If you count the pre-release adventures, there are 20 5e products in just over two years:
3 pre release modules
3 core books (no idea why the PH is on the page twice)
1 starter set
2 DM screens
5 hard back modules
1 module supplement (supposedly there are actual player options here)
1 sword coast adventure guide (some reprints of website articles + a refluff of standard FR shit)
1 set of fake tarot cards for the NotGypsies of Ravenloft (which ties to the Curse of Strahd 'adventure')
1 seriously a coloring book
1 this young adults thing, part of a series rezzed for no reason
1 Volo's monster thing, which is a weird mix of old school fluff and stat blocks
And a fair amount of digging (looking at the back cover on amazon) will reveal that many of the modules and the Sword coast book weren't even produced in house. Which means that in the over two years since the launch of the new edition, the WotC D&D team has managed to produce maybe 7 books and two DM screens.
But wait, lets break those down
Curse of Strahd- actually done in house
Volo's Guide to Monsters- apparently in house
Storm King's Thunder- lacking other evidence, in house
SKT DM Screen- GaleForce9
Sword Coast Adventures, Green Ronin
Out of the Abyss, Green Ronin
Princes of the Apocalypse, Sasquatch Game Studio
Companion to PotA- not actually a product, but a free download
Rise of Tiamat, Kobold Press.
So actually, they manage to do 3 books and a DM screen. That is sum total of WotC products for 5e beyond the core books and starter set, and Curse, Storm King were earlier this year, and Volo's Guide comes out next month.
This really is vaporware edition- it has gotten less support and less product than anything since the original pamphlets. And I'm not even 100% certain about that.
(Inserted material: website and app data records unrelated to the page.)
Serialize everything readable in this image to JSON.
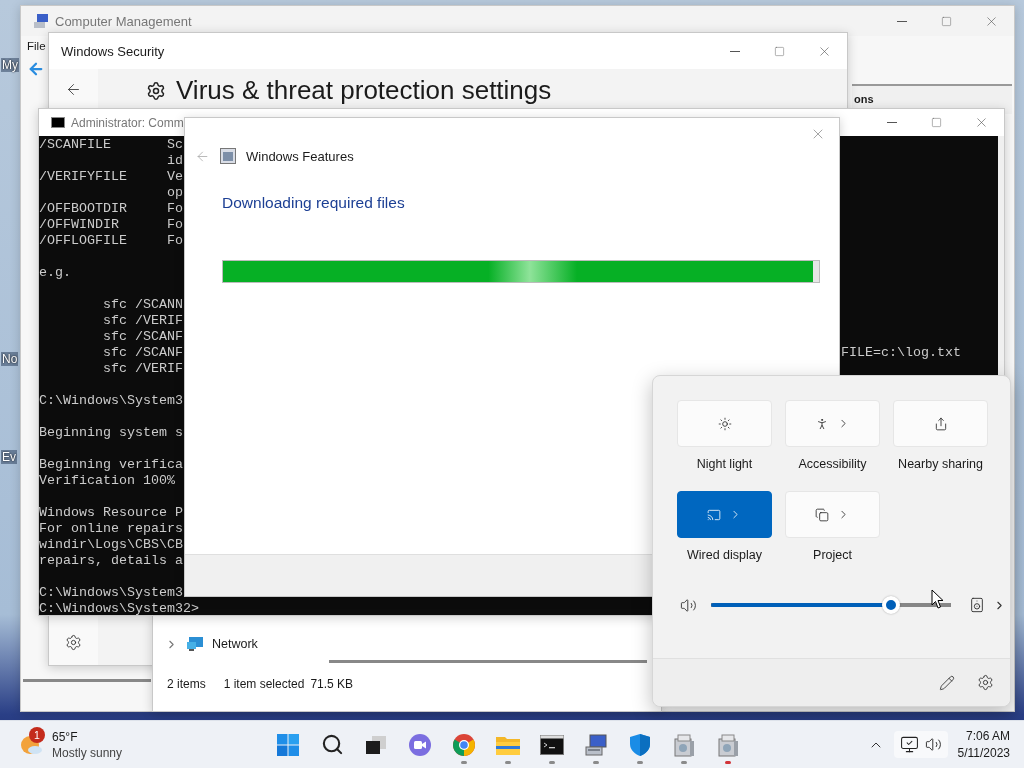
{
  "desktop": {
    "icon_labels": [
      "My",
      "No",
      "Ev"
    ]
  },
  "computer_management": {
    "title": "Computer Management",
    "menu": [
      "File"
    ],
    "actions_fragment": "ons"
  },
  "windows_security": {
    "title": "Windows Security",
    "heading": "Virus & threat protection settings"
  },
  "command_prompt": {
    "title": "Administrator: Comm",
    "blocks": [
      [
        "/SCANFILE       Sc",
        "                id",
        "/VERIFYFILE     Ve",
        "                op",
        "/OFFBOOTDIR     Fo",
        "/OFFWINDIR      Fo",
        "/OFFLOGFILE     Fo"
      ],
      [
        "e.g."
      ],
      [
        "        sfc /SCANN",
        "        sfc /VERIF",
        "        sfc /SCANF",
        "        sfc /SCANF",
        "        sfc /VERIF"
      ],
      [
        "C:\\Windows\\System3"
      ],
      [
        "Beginning system s"
      ],
      [
        "Beginning verifica",
        "Verification 100%"
      ],
      [
        "Windows Resource P",
        "For online repairs",
        "windir\\Logs\\CBS\\CB",
        "repairs, details a"
      ],
      [
        "C:\\Windows\\System3",
        "C:\\Windows\\System32>"
      ]
    ],
    "right_fragment": "FILE=c:\\log.txt"
  },
  "windows_features": {
    "title": "Windows Features",
    "status": "Downloading required files",
    "progress": {
      "level": 0.99
    }
  },
  "file_explorer": {
    "tree_item": "Network",
    "item_count": "2 items",
    "selection": "1 item selected",
    "size": "71.5 KB"
  },
  "quick_settings": {
    "tiles": [
      {
        "label": "Night light",
        "on": false,
        "chevron": false
      },
      {
        "label": "Accessibility",
        "on": false,
        "chevron": true
      },
      {
        "label": "Nearby sharing",
        "on": false,
        "chevron": false
      },
      {
        "label": "Wired display",
        "on": true,
        "chevron": true
      },
      {
        "label": "Project",
        "on": false,
        "chevron": true
      }
    ],
    "volume": {
      "level": 0.75
    }
  },
  "taskbar": {
    "weather": {
      "badge": "1",
      "temperature": "65°F",
      "condition": "Mostly sunny"
    },
    "apps": [
      {
        "running": false,
        "attention": false
      },
      {
        "running": false,
        "attention": false
      },
      {
        "running": false,
        "attention": false
      },
      {
        "running": false,
        "attention": false
      },
      {
        "running": true,
        "attention": false
      },
      {
        "running": true,
        "attention": false
      },
      {
        "running": true,
        "attention": false
      },
      {
        "running": true,
        "attention": false
      },
      {
        "running": true,
        "attention": false
      },
      {
        "running": true,
        "attention": false
      },
      {
        "running": true,
        "attention": true
      }
    ],
    "tray": {
      "time": "7:06 AM",
      "date": "5/11/2023"
    }
  }
}
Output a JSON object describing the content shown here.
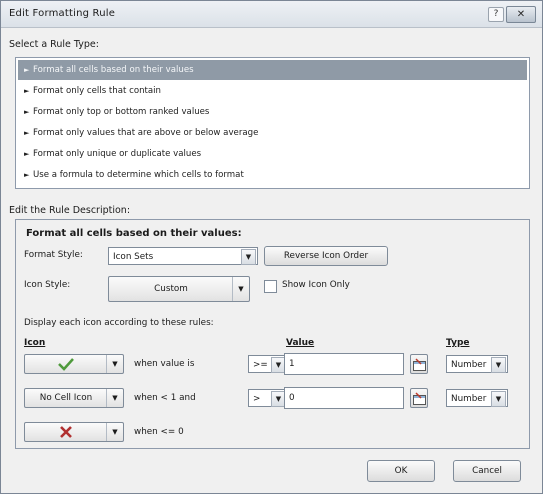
{
  "window": {
    "title": "Edit Formatting Rule",
    "help_label": "?",
    "close_label": "✕"
  },
  "select_rule_type": {
    "label": "Select a Rule Type:",
    "items": [
      "Format all cells based on their values",
      "Format only cells that contain",
      "Format only top or bottom ranked values",
      "Format only values that are above or below average",
      "Format only unique or duplicate values",
      "Use a formula to determine which cells to format"
    ],
    "selected_index": 0
  },
  "edit_rule": {
    "label": "Edit the Rule Description:",
    "heading": "Format all cells based on their values:",
    "format_style_label": "Format Style:",
    "format_style_value": "Icon Sets",
    "reverse_icon_order_label": "Reverse Icon Order",
    "icon_style_label": "Icon Style:",
    "icon_style_value": "Custom",
    "show_icon_only_label": "Show Icon Only",
    "show_icon_only_checked": false,
    "rules_caption": "Display each icon according to these rules:",
    "col_icon": "Icon",
    "col_value": "Value",
    "col_type": "Type",
    "rows": [
      {
        "icon": "check-mark-icon",
        "condition": "when value is",
        "operator": ">=",
        "value": "1",
        "type": "Number"
      },
      {
        "icon_text": "No Cell Icon",
        "condition": "when < 1 and",
        "operator": ">",
        "value": "0",
        "type": "Number"
      },
      {
        "icon": "red-x-icon",
        "condition": "when <= 0"
      }
    ]
  },
  "footer": {
    "ok_label": "OK",
    "cancel_label": "Cancel"
  },
  "colors": {
    "selected_row": "#8f9aa6",
    "check": "#4f9a3c",
    "x_mark": "#b03030"
  }
}
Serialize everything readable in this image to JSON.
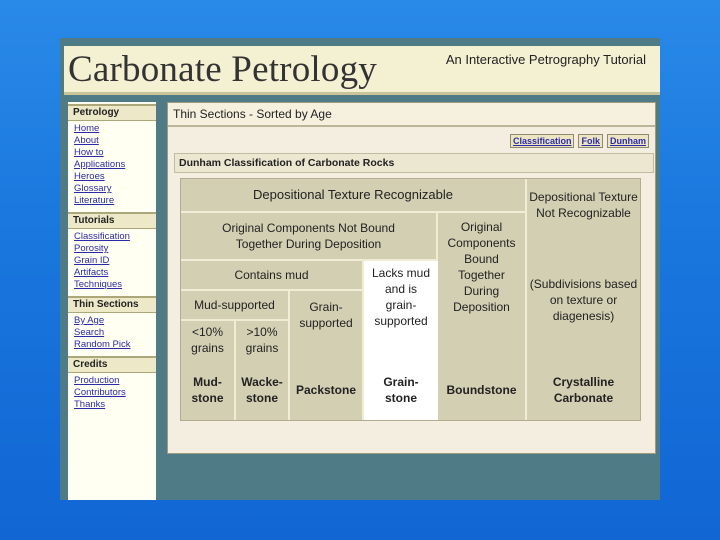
{
  "header": {
    "title": "Carbonate Petrology",
    "subtitle": "An Interactive Petrography Tutorial"
  },
  "nav": {
    "sections": [
      {
        "heading": "Petrology",
        "items": [
          "Home",
          "About",
          "How to",
          "Applications",
          "Heroes",
          "Glossary",
          "Literature"
        ]
      },
      {
        "heading": "Tutorials",
        "items": [
          "Classification",
          "Porosity",
          "Grain ID",
          "Artifacts",
          "Techniques"
        ]
      },
      {
        "heading": "Thin Sections",
        "items": [
          "By Age",
          "Search",
          "Random Pick"
        ]
      },
      {
        "heading": "Credits",
        "items": [
          "Production",
          "Contributors",
          "Thanks"
        ]
      }
    ]
  },
  "main": {
    "title": "Thin Sections - Sorted by Age",
    "tabs": [
      "Classification",
      "Folk",
      "Dunham"
    ],
    "panel_title": "Dunham Classification of Carbonate Rocks"
  },
  "table": {
    "depositional_texture": "Depositional Texture Recognizable",
    "not_bound": "Original Components Not Bound Together During Deposition",
    "contains_mud": "Contains mud",
    "mud_supported": "Mud-supported",
    "lt10": "<10% grains",
    "gt10": ">10% grains",
    "grain_supported": "Grain-supported",
    "lacks_mud": "Lacks mud and is grain-supported",
    "bound": "Original Components Bound Together During Deposition",
    "not_recognizable": "Depositional Texture Not Recognizable",
    "subdivisions": "(Subdivisions based on texture or diagenesis)",
    "mudstone": "Mud-stone",
    "wackestone": "Wacke-stone",
    "packstone": "Packstone",
    "grainstone": "Grain-stone",
    "boundstone": "Boundstone",
    "crystalline": "Crystalline Carbonate"
  }
}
Whatever marketing strategy or business plan they've got, it barely includes making products to sell, or developing 5e as anything. 1st and 2nd spammed the shit out of everything, BECMI had Mystara and the slew of gazetteers , 3rd was a complex web of products, licenses and spinoffs to drag people in. 4th burned really hot before it flamed out. 5e is basically.... nothing. No character, no support, no indication that anyone gives a shit. Instead they're recycling shitty ideas that didn't do well in the early 90s under TSR. Really, 2016 is going to be the year of Strahd, Volo and roughly the fourth or fifth attempt at a shitty 'tarot' card deck for D&D? Mearls and company should be amazingly embarrassed to even think that this would sell.
And that is the point, really. The existence of an actual business plan seems to be shrouded in mystery, if not non-existence. Weren't there supposed to be a shitload of modular options that would just plug into the ruleset? Yeah, it was obviously bullshit at the time, but they didn't even try. Just subcontracted some crap, then turned to recycling the failures of the 90s.